Monday will begin the re-set. If we get higher prices, that is not out of the norm and it does not mean we are entering a bull phase, if Tuesday we got confirmation with a higher high and volume, then we have reason to start the hedging process. If Tuesday we see a failure to confirm as we have seen the last week, then we are on track.

The market is very much like professional poker. there are times to press, times to fold and times to sit and wait out the game. Right now it is time to sit and wait out the game.

I would post some short term trades that I see, (and I have in the last week, many limit order trades too which should be watched carefully for an opening), but I will not post those trades tonight based solely on the intraday volatility, the market seems to be heading in the desired direction and in the last hour it makes up all the ground it gained or lost during the day. Talking with floor traders, even the most adept that do this every day are getting massacred and when they move into cash to wait for clarity, who am I to say otherwise? I would not hesitate to say otherwise with clear direction from 3C, but it is not there in the short term (1-5 minute charts) which depict the daily movement and movement over several days and reversals. The longer timeframes are solidly negative, but as I said, getting from here to there can cost a lot of money if we do not have a strong edge. Many of you are here because of 3C's ability to give us that strong edge, when it's not there, I tell you.

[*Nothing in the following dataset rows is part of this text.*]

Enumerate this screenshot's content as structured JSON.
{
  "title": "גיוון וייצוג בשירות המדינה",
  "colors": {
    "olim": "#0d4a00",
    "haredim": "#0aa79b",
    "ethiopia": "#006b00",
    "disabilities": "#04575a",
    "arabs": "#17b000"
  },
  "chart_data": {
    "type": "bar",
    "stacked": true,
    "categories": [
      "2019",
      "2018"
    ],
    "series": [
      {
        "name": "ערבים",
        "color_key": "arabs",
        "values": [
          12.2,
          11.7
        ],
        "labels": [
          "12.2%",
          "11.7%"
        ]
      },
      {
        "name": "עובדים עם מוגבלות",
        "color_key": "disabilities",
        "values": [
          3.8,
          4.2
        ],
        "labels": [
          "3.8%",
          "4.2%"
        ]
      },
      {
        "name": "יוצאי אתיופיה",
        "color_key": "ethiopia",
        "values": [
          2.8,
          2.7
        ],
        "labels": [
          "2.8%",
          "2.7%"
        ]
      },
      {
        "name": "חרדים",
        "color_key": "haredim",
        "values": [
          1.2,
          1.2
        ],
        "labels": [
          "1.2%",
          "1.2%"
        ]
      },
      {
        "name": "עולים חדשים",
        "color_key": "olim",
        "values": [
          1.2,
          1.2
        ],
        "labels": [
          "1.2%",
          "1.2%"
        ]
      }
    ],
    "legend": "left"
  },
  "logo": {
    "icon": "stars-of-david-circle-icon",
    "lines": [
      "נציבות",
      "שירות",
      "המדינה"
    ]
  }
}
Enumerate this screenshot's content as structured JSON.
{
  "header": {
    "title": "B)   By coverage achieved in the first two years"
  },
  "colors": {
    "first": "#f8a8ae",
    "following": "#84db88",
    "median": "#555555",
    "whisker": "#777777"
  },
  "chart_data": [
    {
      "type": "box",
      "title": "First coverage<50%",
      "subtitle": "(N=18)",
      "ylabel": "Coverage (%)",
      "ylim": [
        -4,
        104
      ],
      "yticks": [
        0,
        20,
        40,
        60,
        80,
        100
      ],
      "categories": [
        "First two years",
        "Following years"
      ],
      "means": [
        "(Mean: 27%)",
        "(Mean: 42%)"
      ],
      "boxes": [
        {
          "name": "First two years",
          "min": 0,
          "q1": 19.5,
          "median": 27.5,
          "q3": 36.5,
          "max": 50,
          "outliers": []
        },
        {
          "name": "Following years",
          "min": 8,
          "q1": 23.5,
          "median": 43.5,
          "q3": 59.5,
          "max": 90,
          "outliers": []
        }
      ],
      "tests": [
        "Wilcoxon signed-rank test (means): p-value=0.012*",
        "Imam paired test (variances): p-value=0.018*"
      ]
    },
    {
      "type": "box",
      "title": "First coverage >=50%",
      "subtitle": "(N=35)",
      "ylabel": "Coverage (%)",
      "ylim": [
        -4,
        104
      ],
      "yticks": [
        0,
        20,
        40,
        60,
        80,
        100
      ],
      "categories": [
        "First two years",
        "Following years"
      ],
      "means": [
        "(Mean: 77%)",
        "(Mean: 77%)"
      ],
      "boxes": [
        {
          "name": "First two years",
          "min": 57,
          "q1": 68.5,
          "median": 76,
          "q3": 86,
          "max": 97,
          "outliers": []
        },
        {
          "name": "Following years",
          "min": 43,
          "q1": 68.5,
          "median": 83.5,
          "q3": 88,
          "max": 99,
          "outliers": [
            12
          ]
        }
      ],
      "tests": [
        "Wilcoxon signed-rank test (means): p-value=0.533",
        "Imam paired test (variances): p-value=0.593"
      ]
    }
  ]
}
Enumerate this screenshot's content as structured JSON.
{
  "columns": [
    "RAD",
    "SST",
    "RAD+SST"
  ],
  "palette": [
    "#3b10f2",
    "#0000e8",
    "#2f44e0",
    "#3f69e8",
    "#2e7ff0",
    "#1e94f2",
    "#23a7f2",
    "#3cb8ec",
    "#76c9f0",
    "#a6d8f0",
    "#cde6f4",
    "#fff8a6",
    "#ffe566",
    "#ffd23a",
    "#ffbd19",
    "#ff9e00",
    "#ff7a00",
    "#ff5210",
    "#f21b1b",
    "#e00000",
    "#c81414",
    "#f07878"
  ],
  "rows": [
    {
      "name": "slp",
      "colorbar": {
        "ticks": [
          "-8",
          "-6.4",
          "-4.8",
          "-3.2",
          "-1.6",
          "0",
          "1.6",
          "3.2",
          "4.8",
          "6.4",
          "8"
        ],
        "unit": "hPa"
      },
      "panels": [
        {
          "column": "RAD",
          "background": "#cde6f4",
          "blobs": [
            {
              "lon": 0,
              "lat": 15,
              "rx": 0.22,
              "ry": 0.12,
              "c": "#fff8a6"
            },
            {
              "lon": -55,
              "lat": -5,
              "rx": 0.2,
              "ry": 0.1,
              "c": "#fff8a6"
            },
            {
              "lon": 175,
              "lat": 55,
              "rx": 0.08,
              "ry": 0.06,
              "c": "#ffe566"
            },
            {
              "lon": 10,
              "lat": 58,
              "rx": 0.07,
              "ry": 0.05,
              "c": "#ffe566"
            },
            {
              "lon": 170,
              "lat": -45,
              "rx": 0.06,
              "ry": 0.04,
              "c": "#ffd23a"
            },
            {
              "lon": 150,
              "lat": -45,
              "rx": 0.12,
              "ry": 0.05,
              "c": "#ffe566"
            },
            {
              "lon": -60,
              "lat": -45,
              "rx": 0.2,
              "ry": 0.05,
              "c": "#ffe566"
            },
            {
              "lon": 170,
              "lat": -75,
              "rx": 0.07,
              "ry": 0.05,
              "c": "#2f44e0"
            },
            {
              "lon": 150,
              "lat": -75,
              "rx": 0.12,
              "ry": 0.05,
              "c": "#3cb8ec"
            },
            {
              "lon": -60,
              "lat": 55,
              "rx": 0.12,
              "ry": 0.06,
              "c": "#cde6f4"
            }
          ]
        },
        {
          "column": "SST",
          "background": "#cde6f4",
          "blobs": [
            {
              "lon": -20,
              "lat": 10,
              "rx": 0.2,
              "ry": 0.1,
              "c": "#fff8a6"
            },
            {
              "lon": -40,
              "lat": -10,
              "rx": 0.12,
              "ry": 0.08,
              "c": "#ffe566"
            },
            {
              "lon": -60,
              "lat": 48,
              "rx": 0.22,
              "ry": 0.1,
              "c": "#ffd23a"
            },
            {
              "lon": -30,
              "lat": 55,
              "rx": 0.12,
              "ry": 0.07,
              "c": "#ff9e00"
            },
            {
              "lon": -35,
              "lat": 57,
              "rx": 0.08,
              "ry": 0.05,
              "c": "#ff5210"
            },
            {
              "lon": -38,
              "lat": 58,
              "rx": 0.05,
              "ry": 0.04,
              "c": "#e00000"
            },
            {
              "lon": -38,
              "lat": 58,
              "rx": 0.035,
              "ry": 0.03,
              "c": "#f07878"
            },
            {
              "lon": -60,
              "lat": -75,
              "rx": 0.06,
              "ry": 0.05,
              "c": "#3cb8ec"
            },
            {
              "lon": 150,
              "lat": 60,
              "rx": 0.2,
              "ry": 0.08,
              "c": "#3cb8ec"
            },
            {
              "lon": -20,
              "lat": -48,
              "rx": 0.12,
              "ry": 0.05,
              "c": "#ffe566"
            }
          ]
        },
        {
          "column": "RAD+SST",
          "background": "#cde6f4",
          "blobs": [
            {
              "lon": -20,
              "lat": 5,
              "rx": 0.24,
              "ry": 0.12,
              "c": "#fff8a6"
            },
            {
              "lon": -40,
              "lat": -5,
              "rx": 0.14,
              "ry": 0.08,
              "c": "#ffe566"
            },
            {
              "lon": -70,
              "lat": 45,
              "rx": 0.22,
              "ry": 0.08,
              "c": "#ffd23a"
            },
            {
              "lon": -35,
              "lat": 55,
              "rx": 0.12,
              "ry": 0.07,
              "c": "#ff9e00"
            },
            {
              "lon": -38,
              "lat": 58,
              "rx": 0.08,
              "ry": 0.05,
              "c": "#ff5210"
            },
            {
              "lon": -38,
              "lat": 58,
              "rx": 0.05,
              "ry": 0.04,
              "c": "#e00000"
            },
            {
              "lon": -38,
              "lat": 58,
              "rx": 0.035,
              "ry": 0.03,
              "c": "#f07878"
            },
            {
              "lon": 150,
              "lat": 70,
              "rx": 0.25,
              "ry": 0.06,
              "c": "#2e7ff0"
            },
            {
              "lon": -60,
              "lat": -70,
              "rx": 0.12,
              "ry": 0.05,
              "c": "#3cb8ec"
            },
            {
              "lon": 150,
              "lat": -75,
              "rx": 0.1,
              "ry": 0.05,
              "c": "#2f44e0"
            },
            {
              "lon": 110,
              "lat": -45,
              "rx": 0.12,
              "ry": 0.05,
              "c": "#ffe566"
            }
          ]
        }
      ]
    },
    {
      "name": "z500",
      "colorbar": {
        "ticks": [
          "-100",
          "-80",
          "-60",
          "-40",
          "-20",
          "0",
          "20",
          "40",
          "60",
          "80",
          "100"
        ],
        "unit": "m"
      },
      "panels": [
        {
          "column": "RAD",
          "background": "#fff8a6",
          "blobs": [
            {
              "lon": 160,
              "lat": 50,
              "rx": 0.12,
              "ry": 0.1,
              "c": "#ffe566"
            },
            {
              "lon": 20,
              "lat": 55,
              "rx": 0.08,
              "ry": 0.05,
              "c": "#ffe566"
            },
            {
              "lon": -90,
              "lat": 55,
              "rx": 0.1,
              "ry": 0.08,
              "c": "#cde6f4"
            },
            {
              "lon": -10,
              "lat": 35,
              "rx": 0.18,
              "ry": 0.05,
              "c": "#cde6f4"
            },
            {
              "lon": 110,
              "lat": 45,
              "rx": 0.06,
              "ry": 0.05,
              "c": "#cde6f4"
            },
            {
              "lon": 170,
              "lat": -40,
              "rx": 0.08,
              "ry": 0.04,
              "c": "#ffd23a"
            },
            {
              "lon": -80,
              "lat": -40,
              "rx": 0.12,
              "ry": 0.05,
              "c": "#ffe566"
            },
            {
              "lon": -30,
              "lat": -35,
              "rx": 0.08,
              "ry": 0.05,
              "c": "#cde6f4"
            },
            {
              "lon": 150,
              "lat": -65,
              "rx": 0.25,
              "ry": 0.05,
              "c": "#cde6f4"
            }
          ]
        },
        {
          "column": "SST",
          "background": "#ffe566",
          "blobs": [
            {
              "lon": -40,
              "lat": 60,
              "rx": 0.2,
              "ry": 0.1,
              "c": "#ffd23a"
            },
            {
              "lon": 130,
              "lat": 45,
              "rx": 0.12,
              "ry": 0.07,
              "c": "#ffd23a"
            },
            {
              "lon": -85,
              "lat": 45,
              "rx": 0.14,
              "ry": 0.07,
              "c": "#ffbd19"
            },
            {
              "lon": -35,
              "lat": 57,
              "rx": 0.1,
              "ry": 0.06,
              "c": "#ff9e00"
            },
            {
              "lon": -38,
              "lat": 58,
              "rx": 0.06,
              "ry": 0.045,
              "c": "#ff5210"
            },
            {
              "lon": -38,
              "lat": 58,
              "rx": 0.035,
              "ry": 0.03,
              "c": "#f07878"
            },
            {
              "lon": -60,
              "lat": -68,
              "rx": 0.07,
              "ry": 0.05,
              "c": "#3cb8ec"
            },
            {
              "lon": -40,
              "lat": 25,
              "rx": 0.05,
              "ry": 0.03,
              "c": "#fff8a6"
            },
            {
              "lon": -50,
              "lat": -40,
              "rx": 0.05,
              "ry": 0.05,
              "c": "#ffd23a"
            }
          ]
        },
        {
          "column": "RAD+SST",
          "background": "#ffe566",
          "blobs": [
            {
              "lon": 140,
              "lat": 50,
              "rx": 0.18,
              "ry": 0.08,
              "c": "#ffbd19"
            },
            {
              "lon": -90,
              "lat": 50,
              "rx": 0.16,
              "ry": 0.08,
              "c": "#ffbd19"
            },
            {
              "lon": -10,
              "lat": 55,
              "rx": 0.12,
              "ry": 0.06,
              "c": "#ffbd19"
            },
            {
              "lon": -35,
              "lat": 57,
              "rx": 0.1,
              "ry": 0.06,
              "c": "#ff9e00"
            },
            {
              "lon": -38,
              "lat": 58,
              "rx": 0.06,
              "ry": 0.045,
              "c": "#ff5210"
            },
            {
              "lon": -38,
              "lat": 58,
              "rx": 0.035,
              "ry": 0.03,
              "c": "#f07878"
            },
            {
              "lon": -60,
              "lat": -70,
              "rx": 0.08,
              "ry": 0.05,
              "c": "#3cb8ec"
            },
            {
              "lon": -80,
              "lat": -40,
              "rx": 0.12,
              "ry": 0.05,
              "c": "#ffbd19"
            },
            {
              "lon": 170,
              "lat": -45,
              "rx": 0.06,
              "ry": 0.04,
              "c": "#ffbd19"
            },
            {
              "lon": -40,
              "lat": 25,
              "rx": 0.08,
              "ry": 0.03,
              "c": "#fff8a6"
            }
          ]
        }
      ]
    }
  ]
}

I do not make market calls based largely on my experience and opinion, I make them on clear objective and overwhelming evidence. So I know it is frustrating to sit still, but for me to offer anything otherwise at this time would be gambling, a partly educated guess. You are not paying for a partly educated guess, you can do that yourself or get it froma thousand sources. You are here for the strength this system shows and when it shows that strength I will give you enough trades to keep you very busy as I often do. It's not there tonight.

Check back around 10:30-11 a.m. tomorrow. What I see now appears to be some sort of early strength, how long it goes on will be better determined tomorrow morning to the early afternoon.

Agin, if you have specific questions, and I answered several today with several page explanations, send them to me. In the meantime I will help all I can in whatever manner you desire.

Don't get too caught up in the early indications if they are very bullish. We just had an extraordinary round of bad jobless data an things are heating up in the middle east-the market hates uncertainty and will quickly mark prices down, thus the saying "When the missiles fly, it's time to by". the market would rather the certainty of war then the uncertainty of whether or not there will be a war.